Once I got my own house, I discovered reading a book in a book lined room wasn't as romantic as it sounded, not in the least. Maureen and I have quite a collection of books. Technology has really changed everything, or almost everything. Turns out for me the content is more important than the physical object. Like music, I'd rather have them all in electronic form, but that getting them that way would cost way more than owning printed copies nobody much wants. Unlike CDs, books aren't easily rippable, so unlike our large collection of CDs, which will probably go away at some point, like vinyl albums and cassette tapes, our books will probably continue to take up space in our home for quite a while.

So onto the book. It was a very good read despite knowing whodunnit. I liked it. Unlike the movie, it was never dull.

Still no back story on Poirot, who winds up on the Orient Express after getting called back early from Istanbul, here called Stambul for some reason.

In Europe, Pullman (sleeper) cars were called Wagons-Lits. In the USA, the Pullman Company out of Chicago, built and operated the sleeper cars. They had some sort of deal with the railroads to attach the sleeper cars to the trains. Compagnie Internationale des Wagons-Lits was the European copy.

(1934) Mr Parker Pyne Detective
I read this one before too. Mr. Parker Pyne is a retired government statistician who opens a business to help unhappy people. This one too is a collection of related short stories. It was a good read the second time around too.

Mr. PP is famous for his daily front page ad in the newpaper inviting unhappy people to visit his office, where he will solve their problems. This got me to thinking about the death of newspapers. Once they were the only means to reach the masses. News, classified ads for jobs or apartments or stuff, entertainment, ads for services, it was all there. The service ads were published daily waiting for someone to need a lawyer, doctor, plumber, whatever. All of those things were gradually usurped by other media.

This book had a real potential to be terribly dated with sexism and racism. Happy it isn't.

Parker Pyne winds up on vacation for the stories at the end of the book, where he winds up on the Orient Express. She got some mileage from that train trip.

(1934) Why Didn't They Ask Evans
I read this one before too. It features two somewhat young people in their mid 20s. One a titled daughter of a very rich man, the other a penniless 4th son of a country vicar who was aimless after leaving the military.

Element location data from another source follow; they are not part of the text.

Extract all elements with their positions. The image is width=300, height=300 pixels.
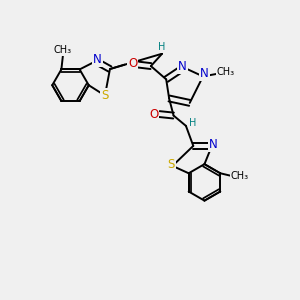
Text: H: H: [189, 118, 196, 128]
Text: S: S: [167, 158, 175, 171]
Text: N: N: [178, 60, 187, 73]
Text: CH₃: CH₃: [217, 67, 235, 77]
Text: N: N: [93, 53, 102, 66]
Text: S: S: [101, 89, 109, 102]
Text: CH₃: CH₃: [54, 45, 72, 55]
Text: CH₃: CH₃: [231, 171, 249, 181]
Text: H: H: [158, 42, 166, 52]
Text: N: N: [200, 67, 209, 80]
Text: O: O: [128, 57, 137, 70]
Text: O: O: [149, 108, 158, 121]
Text: N: N: [209, 138, 218, 151]
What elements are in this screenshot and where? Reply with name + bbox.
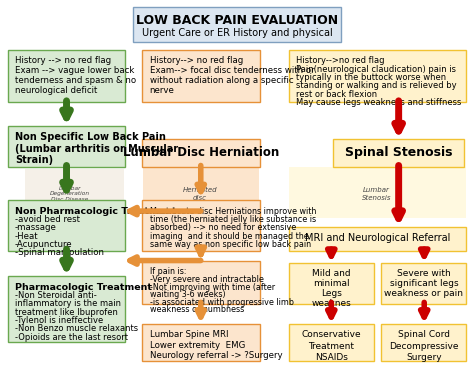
Text: -Heat: -Heat: [15, 232, 38, 241]
FancyBboxPatch shape: [8, 50, 125, 102]
Text: Surgery: Surgery: [406, 353, 442, 362]
FancyBboxPatch shape: [142, 324, 260, 361]
FancyBboxPatch shape: [333, 139, 464, 167]
Text: without radiation along a specific: without radiation along a specific: [150, 76, 293, 85]
Text: -Very severe and intractable: -Very severe and intractable: [150, 275, 264, 284]
Text: -Spinal manipulation: -Spinal manipulation: [15, 248, 104, 257]
Text: Mild and: Mild and: [312, 269, 350, 278]
Text: waiting 3-6 weeks): waiting 3-6 weeks): [150, 290, 225, 299]
Text: weakness or numbness: weakness or numbness: [150, 305, 244, 314]
Text: Non Specific Low Back Pain: Non Specific Low Back Pain: [15, 132, 166, 142]
Text: same way as non specific low back pain: same way as non specific low back pain: [150, 240, 311, 249]
Text: Spinal Cord: Spinal Cord: [398, 330, 450, 339]
FancyBboxPatch shape: [8, 200, 125, 251]
Text: typically in the buttock worse when: typically in the buttock worse when: [296, 73, 446, 82]
FancyBboxPatch shape: [142, 261, 260, 304]
Text: History-->no red flag: History-->no red flag: [296, 56, 384, 65]
Text: Pharmacologic Treatment: Pharmacologic Treatment: [15, 282, 152, 292]
Text: Lumbar
Stenosis: Lumbar Stenosis: [362, 187, 391, 201]
Text: Spinal Stenosis: Spinal Stenosis: [345, 146, 452, 159]
Text: MRI and Neurological Referral: MRI and Neurological Referral: [305, 233, 450, 243]
FancyBboxPatch shape: [133, 7, 341, 42]
Text: nerve: nerve: [150, 86, 174, 95]
FancyBboxPatch shape: [382, 263, 466, 304]
Text: Lumbar Spine MRI: Lumbar Spine MRI: [150, 330, 228, 339]
FancyBboxPatch shape: [8, 126, 125, 167]
Text: treatment like Ibuprofen: treatment like Ibuprofen: [15, 308, 118, 317]
Text: Exam --> vague lower back: Exam --> vague lower back: [15, 66, 134, 75]
Text: absorbed) --> no need for extensive: absorbed) --> no need for extensive: [150, 223, 296, 232]
Text: Legs: Legs: [320, 289, 341, 298]
FancyBboxPatch shape: [289, 263, 374, 304]
Text: -is associated with progressive limb: -is associated with progressive limb: [150, 298, 294, 307]
FancyBboxPatch shape: [142, 200, 260, 251]
Text: -Tylenol is ineffective: -Tylenol is ineffective: [15, 316, 103, 325]
Text: weakness or pain: weakness or pain: [384, 289, 464, 298]
Text: Exam--> focal disc tenderness with or: Exam--> focal disc tenderness with or: [150, 66, 314, 75]
Text: imaging  and it should be managed the: imaging and it should be managed the: [150, 232, 309, 241]
Text: Strain): Strain): [15, 155, 53, 165]
Text: significant legs: significant legs: [390, 279, 458, 288]
Text: Conservative: Conservative: [301, 330, 361, 339]
Text: -Opioids are the last resort: -Opioids are the last resort: [15, 333, 128, 342]
FancyBboxPatch shape: [8, 276, 125, 342]
Text: rest or back flexion: rest or back flexion: [296, 90, 377, 99]
Text: Non Pharmacologic Treatment: Non Pharmacologic Treatment: [15, 206, 176, 216]
Text: Decompressive: Decompressive: [389, 341, 459, 350]
Text: time (the herniated jelly like substance is: time (the herniated jelly like substance…: [150, 215, 316, 224]
Text: Most acute disc Herniations improve with: Most acute disc Herniations improve with: [150, 206, 316, 216]
Text: -Not improving with time (after: -Not improving with time (after: [150, 282, 275, 292]
Text: weaknes: weaknes: [311, 299, 351, 308]
Text: Severe with: Severe with: [397, 269, 451, 278]
Text: Treatment: Treatment: [308, 341, 354, 350]
FancyBboxPatch shape: [289, 227, 466, 251]
FancyBboxPatch shape: [382, 324, 466, 361]
Text: Pain(neurological claudication) pain is: Pain(neurological claudication) pain is: [296, 65, 456, 74]
Text: (Lumbar arthritis or Muscular: (Lumbar arthritis or Muscular: [15, 144, 178, 154]
FancyBboxPatch shape: [143, 166, 259, 218]
Text: standing or walking and is relieved by: standing or walking and is relieved by: [296, 81, 456, 90]
FancyBboxPatch shape: [25, 168, 124, 220]
Text: Lumbar Disc Herniation: Lumbar Disc Herniation: [123, 146, 279, 159]
Text: NSAIDs: NSAIDs: [315, 353, 347, 362]
Text: -Acupuncture: -Acupuncture: [15, 240, 73, 249]
Text: If pain is:: If pain is:: [150, 267, 186, 276]
Text: -Non Benzo muscle relaxants: -Non Benzo muscle relaxants: [15, 324, 138, 333]
Text: Neurology referral -> ?Surgery: Neurology referral -> ?Surgery: [150, 352, 283, 360]
FancyBboxPatch shape: [289, 324, 374, 361]
Text: History --> no red flag: History --> no red flag: [15, 56, 111, 65]
FancyBboxPatch shape: [290, 166, 465, 218]
Text: minimal: minimal: [313, 279, 349, 288]
Text: History--> no red flag: History--> no red flag: [150, 56, 243, 65]
Text: neurological deficit: neurological deficit: [15, 86, 97, 95]
Text: -massage: -massage: [15, 223, 57, 232]
FancyBboxPatch shape: [142, 50, 260, 102]
Text: Herniated
disc: Herniated disc: [182, 187, 217, 201]
Text: Urgent Care or ER History and physical: Urgent Care or ER History and physical: [142, 28, 332, 38]
Text: Lumbar
Degeneration
Disc Disease: Lumbar Degeneration Disc Disease: [50, 186, 90, 202]
Text: -avoid bed rest: -avoid bed rest: [15, 215, 80, 224]
FancyBboxPatch shape: [289, 50, 466, 102]
FancyBboxPatch shape: [142, 139, 260, 167]
Text: LOW BACK PAIN EVALUATION: LOW BACK PAIN EVALUATION: [136, 14, 338, 27]
Text: May cause legs weakness and stiffness: May cause legs weakness and stiffness: [296, 98, 461, 107]
Text: tenderness and spasm & no: tenderness and spasm & no: [15, 76, 136, 85]
Text: -Non Steroidal anti-: -Non Steroidal anti-: [15, 291, 97, 300]
Text: Lower extremity  EMG: Lower extremity EMG: [150, 341, 245, 350]
Text: inflammatory is the main: inflammatory is the main: [15, 299, 121, 308]
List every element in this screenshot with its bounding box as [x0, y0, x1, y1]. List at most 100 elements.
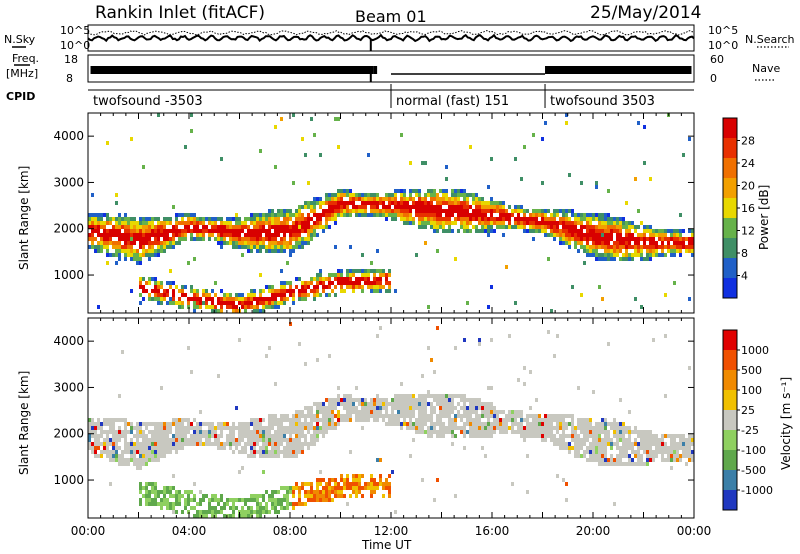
heat-cell — [370, 201, 373, 205]
heat-cell — [622, 430, 625, 434]
heat-cell — [205, 494, 208, 498]
heat-cell — [172, 474, 175, 478]
heat-cell — [562, 442, 565, 446]
heat-cell — [88, 434, 91, 438]
heat-cell — [289, 450, 292, 454]
velocity-ylabel: Slant Range [km] — [17, 371, 31, 475]
heat-cell — [538, 213, 541, 217]
heat-cell — [436, 249, 439, 253]
heat-cell — [361, 285, 364, 289]
heat-cell — [316, 402, 319, 406]
heat-cell — [301, 442, 304, 446]
heat-cell — [478, 414, 481, 418]
heat-cell — [289, 213, 292, 217]
heat-cell — [448, 201, 451, 205]
heat-cell — [169, 506, 172, 510]
heat-cell — [283, 221, 286, 225]
left-top-tick: 10^5 — [60, 24, 90, 37]
heat-cell — [157, 289, 160, 293]
heat-cell — [178, 434, 181, 438]
heat-cell — [139, 498, 142, 502]
heat-cell — [691, 458, 694, 462]
heat-cell — [226, 422, 229, 426]
heat-cell — [430, 225, 433, 229]
heat-cell — [400, 410, 403, 414]
heat-cell — [544, 422, 547, 426]
heat-cell — [184, 438, 187, 442]
heat-cell — [178, 418, 181, 422]
heat-cell — [424, 205, 427, 209]
heat-cell — [670, 466, 673, 470]
heat-cell — [391, 217, 394, 221]
heat-cell — [343, 277, 346, 281]
heat-cell — [646, 462, 649, 466]
heat-cell — [313, 197, 316, 201]
heat-cell — [550, 225, 553, 229]
heat-cell — [151, 490, 154, 494]
heat-cell — [106, 438, 109, 442]
heat-cell — [445, 213, 448, 217]
heat-cell — [571, 229, 574, 233]
heat-cell — [346, 213, 349, 217]
heat-cell — [157, 490, 160, 494]
heat-cell — [493, 426, 496, 430]
heat-cell — [127, 442, 130, 446]
heat-cell — [451, 406, 454, 410]
heat-cell — [379, 474, 382, 478]
heat-cell — [133, 237, 136, 241]
heat-cell — [460, 205, 463, 209]
heat-cell — [268, 442, 271, 446]
heat-cell — [661, 450, 664, 454]
heat-cell — [616, 430, 619, 434]
heat-cell — [148, 245, 151, 249]
heat-cell — [451, 410, 454, 414]
heat-cell — [334, 209, 337, 213]
heat-cell — [109, 482, 112, 486]
heat-cell — [130, 289, 133, 293]
heat-cell — [151, 482, 154, 486]
heat-cell — [88, 217, 91, 221]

The heroine is a rehash of Bundle, Lady Whatever of Seven Dials Mystery and The Secret of Chimneys. She too is rich, titled due to the death of her mother, independent, doesn't work, and lives with her widower father. This reads like a Tommy and Tuppance book, which isn't a bad thing.

For one part, the vicar's son poses as her chauffeur. While the lady is staying at the country estate, the chauffeur stays at the local pub. His only duties are to be near the phone in case the lady wanted to be driven somewhere. So that answers the chauffeur mystery from The Mysterious Mr. Quin.

Plenty of twists and turns in the plot. A great read. Of course rich chick settles down with poor boy. I liked this one, but it left me a little cold.

I have 13 more books to read to get from 1935 to 39. I have two down. Next installment will be in a few months.